Summaries lose critical details. Your summarizer condenses a database migration plan but drops the constraint that foreign keys must be created after the tables. The agent proceeds, the migration fails, and debugging takes hours because the audit log shows the original plan was correct.

Recall hints get ignored. The agent sees the breadcrumb but doesn’t fetch the content, either because it doesn’t recognize the hint format or decides (incorrectly) that it doesn’t need the details. It confidently answers with incomplete information.

Retrieval returns the wrong content. Embeddings or chunking are off, so the agent either can’t find what it needs or pulls back irrelevant context that confuses it. The recall mechanism exists but returns noise instead of signal.
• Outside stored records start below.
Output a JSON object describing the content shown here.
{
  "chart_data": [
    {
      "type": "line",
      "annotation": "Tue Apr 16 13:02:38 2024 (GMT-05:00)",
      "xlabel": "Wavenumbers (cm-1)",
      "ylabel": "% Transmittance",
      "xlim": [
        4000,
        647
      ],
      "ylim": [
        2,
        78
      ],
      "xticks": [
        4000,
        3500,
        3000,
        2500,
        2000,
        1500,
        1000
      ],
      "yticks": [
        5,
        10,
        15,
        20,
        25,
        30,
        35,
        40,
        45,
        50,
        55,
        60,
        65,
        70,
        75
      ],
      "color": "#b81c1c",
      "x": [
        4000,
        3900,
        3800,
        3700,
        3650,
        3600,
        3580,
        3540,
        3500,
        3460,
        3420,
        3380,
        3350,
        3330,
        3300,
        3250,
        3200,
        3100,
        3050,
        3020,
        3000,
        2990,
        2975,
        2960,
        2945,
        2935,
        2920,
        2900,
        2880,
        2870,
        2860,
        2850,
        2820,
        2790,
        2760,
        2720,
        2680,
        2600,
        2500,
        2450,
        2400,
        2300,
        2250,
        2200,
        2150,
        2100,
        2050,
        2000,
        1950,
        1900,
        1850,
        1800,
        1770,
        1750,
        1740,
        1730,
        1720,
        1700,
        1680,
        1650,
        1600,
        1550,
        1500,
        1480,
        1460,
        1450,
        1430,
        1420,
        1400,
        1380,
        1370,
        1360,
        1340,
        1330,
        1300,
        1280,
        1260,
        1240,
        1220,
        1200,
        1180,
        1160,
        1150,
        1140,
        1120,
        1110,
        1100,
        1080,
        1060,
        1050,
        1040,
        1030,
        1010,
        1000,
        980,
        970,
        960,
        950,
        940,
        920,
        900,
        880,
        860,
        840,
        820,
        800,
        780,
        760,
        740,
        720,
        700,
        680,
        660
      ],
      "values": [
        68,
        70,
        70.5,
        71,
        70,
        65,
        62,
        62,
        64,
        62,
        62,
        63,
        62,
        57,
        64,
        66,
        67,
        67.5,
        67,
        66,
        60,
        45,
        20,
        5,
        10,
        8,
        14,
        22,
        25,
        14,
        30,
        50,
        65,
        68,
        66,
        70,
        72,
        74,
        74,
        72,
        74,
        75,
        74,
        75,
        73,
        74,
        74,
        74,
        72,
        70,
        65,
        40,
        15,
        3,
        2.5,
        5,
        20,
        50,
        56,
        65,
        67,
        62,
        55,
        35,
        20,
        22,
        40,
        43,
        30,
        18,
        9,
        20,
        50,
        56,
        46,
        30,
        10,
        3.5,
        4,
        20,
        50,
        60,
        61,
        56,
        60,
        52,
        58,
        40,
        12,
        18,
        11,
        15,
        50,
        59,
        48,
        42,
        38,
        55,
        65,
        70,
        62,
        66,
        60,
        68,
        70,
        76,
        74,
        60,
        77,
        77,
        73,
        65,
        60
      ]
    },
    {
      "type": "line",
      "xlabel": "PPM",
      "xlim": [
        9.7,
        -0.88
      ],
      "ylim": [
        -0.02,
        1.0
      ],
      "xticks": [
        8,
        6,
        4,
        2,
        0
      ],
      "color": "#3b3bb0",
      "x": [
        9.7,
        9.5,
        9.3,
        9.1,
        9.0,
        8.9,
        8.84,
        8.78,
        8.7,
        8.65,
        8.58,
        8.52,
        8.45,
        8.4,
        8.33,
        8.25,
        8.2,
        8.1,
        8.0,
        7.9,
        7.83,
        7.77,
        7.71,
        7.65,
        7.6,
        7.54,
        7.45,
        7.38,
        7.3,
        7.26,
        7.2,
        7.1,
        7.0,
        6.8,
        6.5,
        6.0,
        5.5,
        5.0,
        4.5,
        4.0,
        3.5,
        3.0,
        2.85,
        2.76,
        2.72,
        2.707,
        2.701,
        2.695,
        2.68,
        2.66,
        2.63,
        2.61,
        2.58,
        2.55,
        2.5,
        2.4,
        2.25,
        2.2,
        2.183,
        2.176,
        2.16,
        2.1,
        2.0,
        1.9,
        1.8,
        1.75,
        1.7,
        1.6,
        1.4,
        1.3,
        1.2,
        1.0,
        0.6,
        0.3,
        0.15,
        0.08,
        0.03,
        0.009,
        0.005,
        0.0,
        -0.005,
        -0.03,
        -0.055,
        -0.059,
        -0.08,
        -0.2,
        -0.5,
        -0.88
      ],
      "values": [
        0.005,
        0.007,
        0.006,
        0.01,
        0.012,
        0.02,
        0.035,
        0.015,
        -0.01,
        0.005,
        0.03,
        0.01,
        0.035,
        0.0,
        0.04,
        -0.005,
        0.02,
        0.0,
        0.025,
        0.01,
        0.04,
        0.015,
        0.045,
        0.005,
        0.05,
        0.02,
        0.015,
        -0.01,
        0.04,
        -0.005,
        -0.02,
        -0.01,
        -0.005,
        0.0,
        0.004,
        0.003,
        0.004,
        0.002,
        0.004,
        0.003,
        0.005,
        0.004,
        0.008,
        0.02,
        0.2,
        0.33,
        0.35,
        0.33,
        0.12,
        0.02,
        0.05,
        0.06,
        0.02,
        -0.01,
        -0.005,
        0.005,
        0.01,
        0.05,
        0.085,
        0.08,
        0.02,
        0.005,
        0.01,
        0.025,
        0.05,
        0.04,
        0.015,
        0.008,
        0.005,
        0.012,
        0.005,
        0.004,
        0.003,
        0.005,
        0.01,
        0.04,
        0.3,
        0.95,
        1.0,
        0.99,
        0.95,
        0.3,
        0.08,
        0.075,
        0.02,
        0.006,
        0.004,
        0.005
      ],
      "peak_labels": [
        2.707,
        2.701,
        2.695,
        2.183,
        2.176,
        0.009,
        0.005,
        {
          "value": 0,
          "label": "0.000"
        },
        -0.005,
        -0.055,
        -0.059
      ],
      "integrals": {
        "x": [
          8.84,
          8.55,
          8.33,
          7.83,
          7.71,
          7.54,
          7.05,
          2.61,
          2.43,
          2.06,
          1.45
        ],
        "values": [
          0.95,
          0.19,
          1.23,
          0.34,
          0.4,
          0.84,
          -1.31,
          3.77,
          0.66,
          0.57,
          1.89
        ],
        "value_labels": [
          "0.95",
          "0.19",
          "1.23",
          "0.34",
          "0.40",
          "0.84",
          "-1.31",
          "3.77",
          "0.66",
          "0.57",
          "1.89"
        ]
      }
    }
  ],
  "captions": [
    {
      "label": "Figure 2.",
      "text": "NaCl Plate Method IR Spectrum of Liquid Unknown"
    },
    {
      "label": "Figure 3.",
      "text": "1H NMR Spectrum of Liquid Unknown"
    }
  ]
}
Over-retrieval bloats working memory again. The agent fetches so many recalled chunks that you’ve just moved the bloat problem rather than solving it. You need limits on retrieval, not just on the base context.

Truncation breaks mid-thought. A message gets cut at a bad boundary, leaving the agent with a half-formed idea or dangling reference. It tries to continue a plan that’s now missing its key constraint.

Ordering gets inconsistent. Compaction strategies fire in different orders across runs, leading to non-deterministic context states that are impossible to debug. The same session produces different agent behavior depending on timing.

Consolidated skills go stale. Procedures that worked six months ago don’t reflect current APIs or best practices, and the agent confidently executes outdated workflows. Long-term memory needs maintenance too.

Privacy violations. Sensitive content gets offloaded to logs or long-term memory without proper access controls. Your audit trail becomes a liability.

This is why your audit log matters beyond debugging individual sessions. You need an evaluation framework that can replay sessions from the audit trail, trace exactly what was compacted and when, and verify that changes to your compaction logic don’t introduce regressions. Without replay capability, you’re tuning a system you can’t observe—and every fix risks breaking something that was working.

Conclusion

Compaction keeps working memory sharp—but it’s not just about fitting under a token limit. A prioritized compaction pipeline combined with robust offload and audit practices gives your agents sustained quality over long sessions. And when you consolidate the best of what’s learned into long-term memory, you get agents that improve over time rather than starting fresh every conversation.